Dopotutto Dominic Thiem non è stato top 10 per caso. Badate, l’uso apparentemente improprio del passato non è frutto di un banale errore di sintassi. Da qui a Wimbledon, torneo più torneo meno, il giovane austriaco uscirà probabilmente dal ristretto gruppo che occupa i vertici della classifica, salvo poi tornarvi, come giusto che sia, qualche mese dopo. Questa noiosa e, per molti, scontata premessa, risulta necessaria al fine di introdurre una velata giustificazione alla sconfitta patita da Alexander Zverev nel primo turno del torneo di Rotterdam, giunta qualche giorno dopo la seconda affermazione in carriera a livello di circuito ATP. Nonostante, come già detto svariate volte, il lampione tedesco mi entusiasmi quanto un imperdibile primo turno tra Errani e Barbora Zahlovova-Strycova, non possono fare a meno di riconoscergli svariate qualità, tra le quale spicca, a mio avviso, la migliore credibilità per un futuro brillante a cui parecchi, secondo gli illuminati esperti, sono destinati.

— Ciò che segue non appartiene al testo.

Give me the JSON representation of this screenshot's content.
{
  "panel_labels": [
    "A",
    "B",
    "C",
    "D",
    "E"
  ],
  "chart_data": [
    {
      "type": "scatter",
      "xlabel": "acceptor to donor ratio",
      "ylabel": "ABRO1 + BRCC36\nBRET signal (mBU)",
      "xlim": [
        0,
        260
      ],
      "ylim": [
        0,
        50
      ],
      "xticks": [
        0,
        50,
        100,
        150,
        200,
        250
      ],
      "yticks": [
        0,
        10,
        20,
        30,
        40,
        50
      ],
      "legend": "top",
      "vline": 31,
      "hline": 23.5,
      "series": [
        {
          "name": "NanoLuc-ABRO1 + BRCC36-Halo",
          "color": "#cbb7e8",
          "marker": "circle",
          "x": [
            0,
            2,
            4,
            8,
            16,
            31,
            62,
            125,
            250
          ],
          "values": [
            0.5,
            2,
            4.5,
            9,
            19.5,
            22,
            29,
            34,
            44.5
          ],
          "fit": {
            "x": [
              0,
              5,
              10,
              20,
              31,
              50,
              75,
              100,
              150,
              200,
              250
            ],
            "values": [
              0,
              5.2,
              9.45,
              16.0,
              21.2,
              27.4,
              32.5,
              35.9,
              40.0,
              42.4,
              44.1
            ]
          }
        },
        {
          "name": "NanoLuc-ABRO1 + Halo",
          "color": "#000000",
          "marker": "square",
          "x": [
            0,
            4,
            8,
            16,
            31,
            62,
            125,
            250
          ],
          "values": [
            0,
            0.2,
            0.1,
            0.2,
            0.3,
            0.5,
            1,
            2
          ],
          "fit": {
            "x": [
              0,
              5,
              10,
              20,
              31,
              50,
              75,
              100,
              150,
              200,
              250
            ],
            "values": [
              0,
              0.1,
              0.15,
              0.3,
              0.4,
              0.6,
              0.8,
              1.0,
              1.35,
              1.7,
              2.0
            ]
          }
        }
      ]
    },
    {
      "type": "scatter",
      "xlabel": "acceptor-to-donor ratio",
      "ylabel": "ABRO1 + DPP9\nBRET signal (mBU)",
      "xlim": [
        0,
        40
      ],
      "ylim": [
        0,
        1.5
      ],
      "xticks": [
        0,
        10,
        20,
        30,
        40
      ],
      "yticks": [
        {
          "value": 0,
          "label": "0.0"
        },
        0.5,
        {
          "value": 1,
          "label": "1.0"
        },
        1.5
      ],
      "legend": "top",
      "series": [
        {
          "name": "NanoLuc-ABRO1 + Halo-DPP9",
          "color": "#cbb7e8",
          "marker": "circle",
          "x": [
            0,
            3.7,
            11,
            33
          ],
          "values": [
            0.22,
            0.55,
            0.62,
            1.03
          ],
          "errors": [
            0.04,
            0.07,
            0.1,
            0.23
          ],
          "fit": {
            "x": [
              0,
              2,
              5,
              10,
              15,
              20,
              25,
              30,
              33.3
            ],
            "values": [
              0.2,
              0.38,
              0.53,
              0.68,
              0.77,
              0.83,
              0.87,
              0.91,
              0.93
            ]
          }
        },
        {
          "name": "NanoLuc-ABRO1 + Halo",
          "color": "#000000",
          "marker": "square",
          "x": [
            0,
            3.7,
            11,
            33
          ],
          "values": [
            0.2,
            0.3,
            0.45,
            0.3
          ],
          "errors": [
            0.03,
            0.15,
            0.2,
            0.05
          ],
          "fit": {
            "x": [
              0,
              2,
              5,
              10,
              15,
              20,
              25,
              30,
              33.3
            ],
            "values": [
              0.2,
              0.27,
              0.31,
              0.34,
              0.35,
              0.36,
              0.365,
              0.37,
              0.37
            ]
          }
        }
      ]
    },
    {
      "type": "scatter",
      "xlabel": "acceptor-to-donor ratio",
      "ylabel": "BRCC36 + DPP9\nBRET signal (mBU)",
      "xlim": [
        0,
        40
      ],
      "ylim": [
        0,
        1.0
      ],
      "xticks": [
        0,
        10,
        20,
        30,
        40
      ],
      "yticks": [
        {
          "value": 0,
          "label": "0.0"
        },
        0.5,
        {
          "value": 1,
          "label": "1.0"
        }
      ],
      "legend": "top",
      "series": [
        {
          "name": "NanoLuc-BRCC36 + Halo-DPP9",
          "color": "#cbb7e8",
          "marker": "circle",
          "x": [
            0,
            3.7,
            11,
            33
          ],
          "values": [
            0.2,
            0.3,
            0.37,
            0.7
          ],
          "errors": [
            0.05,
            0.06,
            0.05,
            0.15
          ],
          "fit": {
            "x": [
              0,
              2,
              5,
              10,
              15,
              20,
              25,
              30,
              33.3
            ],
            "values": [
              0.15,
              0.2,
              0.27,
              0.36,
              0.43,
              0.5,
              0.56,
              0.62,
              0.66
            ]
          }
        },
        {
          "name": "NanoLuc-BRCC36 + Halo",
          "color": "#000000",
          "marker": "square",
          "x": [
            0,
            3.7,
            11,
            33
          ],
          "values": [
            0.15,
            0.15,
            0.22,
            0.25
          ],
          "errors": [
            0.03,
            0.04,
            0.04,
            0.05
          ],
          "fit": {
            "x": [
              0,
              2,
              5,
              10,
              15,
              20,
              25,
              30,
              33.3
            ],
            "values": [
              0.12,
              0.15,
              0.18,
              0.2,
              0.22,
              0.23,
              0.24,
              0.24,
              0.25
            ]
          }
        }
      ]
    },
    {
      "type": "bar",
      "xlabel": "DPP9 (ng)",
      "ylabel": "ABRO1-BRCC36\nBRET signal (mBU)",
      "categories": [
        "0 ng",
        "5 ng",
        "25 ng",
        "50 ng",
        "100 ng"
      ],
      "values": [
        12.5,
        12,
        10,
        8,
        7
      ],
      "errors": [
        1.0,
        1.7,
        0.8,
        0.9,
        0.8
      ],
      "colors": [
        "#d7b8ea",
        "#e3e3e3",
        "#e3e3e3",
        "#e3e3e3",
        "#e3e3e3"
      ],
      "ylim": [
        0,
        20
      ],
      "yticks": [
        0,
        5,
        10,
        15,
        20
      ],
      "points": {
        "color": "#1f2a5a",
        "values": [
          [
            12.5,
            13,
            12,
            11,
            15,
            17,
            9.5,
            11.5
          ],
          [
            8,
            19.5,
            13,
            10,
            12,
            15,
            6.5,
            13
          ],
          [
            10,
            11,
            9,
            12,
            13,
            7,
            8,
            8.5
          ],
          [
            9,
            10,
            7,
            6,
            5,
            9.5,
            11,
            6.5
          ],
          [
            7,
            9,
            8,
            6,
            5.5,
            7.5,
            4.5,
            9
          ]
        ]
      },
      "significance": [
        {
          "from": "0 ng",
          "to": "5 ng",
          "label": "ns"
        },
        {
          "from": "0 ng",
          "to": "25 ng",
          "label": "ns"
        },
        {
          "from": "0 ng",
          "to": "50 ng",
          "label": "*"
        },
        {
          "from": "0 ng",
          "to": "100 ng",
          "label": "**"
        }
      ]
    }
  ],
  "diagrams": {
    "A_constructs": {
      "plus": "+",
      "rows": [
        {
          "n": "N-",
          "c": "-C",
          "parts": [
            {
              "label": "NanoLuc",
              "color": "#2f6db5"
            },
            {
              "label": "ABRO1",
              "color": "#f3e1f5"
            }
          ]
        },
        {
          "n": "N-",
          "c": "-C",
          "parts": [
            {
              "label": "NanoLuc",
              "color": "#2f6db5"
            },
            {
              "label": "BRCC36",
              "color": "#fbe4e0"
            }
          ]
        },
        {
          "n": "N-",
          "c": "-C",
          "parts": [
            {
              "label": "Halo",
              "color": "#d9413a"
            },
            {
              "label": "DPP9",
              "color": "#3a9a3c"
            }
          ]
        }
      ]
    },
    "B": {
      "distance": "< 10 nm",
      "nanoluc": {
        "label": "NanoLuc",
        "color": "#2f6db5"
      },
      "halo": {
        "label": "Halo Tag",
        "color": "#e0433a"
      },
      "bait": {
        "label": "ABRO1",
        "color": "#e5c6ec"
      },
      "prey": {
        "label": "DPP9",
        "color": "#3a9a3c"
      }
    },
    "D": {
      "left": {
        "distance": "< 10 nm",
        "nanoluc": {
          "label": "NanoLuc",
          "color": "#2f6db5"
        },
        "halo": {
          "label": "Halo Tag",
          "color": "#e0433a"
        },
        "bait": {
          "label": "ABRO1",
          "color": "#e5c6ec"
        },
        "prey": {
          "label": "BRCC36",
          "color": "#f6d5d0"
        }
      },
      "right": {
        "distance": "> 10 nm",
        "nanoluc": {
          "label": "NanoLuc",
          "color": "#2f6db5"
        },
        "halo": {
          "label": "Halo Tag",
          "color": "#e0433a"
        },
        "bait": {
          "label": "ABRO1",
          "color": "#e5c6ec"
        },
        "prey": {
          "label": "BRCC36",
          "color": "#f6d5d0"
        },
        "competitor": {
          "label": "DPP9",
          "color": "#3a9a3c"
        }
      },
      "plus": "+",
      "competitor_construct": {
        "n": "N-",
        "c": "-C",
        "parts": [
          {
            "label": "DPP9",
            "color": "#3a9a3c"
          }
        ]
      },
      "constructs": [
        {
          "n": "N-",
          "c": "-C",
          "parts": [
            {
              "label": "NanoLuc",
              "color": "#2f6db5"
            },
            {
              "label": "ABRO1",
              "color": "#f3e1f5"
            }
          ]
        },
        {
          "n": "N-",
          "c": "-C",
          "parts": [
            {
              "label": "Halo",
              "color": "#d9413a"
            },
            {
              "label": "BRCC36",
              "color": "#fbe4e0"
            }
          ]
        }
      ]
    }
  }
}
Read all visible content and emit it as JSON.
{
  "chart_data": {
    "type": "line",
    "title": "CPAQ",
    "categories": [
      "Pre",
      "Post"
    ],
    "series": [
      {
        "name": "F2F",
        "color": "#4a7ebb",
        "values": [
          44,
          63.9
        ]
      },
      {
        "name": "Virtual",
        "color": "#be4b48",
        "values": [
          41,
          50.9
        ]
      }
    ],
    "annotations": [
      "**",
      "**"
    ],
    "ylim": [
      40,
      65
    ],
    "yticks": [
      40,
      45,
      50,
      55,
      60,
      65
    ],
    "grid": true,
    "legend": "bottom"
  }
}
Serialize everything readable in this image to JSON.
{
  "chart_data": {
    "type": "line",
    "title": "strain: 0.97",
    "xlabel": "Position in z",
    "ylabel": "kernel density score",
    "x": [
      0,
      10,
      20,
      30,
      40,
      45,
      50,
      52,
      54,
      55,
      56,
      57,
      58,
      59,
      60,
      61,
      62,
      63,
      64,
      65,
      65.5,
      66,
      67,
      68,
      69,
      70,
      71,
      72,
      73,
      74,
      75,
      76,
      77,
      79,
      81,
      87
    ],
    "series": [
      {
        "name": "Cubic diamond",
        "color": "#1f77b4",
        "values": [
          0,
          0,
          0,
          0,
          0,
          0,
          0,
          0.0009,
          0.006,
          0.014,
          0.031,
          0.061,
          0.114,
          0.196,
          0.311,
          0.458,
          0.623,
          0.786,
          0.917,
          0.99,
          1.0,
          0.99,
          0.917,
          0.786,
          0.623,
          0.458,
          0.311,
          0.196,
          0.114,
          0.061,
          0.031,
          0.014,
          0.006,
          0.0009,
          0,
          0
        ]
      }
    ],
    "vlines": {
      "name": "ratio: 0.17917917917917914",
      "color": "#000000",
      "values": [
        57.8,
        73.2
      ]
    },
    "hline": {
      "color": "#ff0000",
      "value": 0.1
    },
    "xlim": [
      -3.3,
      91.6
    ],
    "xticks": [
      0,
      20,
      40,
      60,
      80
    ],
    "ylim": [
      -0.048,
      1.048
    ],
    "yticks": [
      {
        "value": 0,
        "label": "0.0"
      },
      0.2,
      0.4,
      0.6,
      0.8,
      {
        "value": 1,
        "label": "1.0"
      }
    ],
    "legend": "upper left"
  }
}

Sento spesso, infatti, i suddetti proverbiali vaticini. Per molti, un classe ’96 che tira un rovescio vincente diverrà, per incomprensibile logica aristotelica, il prossimo numero uno del mondo. Se il rovescio in questione, poi, è addirittura ad una mano, record infranti e Grande Slam assicurato, con buona pace del vetusto Rod Laver.
Non è di certo sulla geniale imprevedibilità che il nativo di Amburgo fonda il suo gioco schematico. Per virtuosismi e svirgolettate varie (sublime neologismo), esiste appositamente l’altro ramo della famiglia Zverev, eternamente perdente e in ugual modo delicato.
E’ un gioco, quello di Sasha, che si basa principalmente sulla lapalissiana efficacia di servizio e rovescio, a cui dovranno necessariamente essere affiancati una maggiore stabilità e precisione di dritto ed una sicurezza nei pressi della rete per ora inesistente. Per dare un’iperbolica idea della situazione. L’ultima volta che, disperato, ha tentato la via della volee, si è rotto il setto nasale, colpendosi al volto con il piatto corde nel tentativo di smorzare la palla.
Parlando da parziale commentatore, palese tifoso del cigno bianco Pouille che sempre più mi ricorda un fresco Gasquet, entro la fine dell’anno Zverev sarà, in classifica e nella pura e metodistica impressione collettiva, il miglior giocatore della sua generazione, vincendo almeno un Master 1000 utile alla propria definitiva consacrazione, con la speranza, vana e totalmente egoista, che non si qualifichi per il Master di Londra, così da poterlo osservare dal vivo nel nuovo Master under 21 di Milano, per studiare da vicino le tanto decantate qualità da predestinato.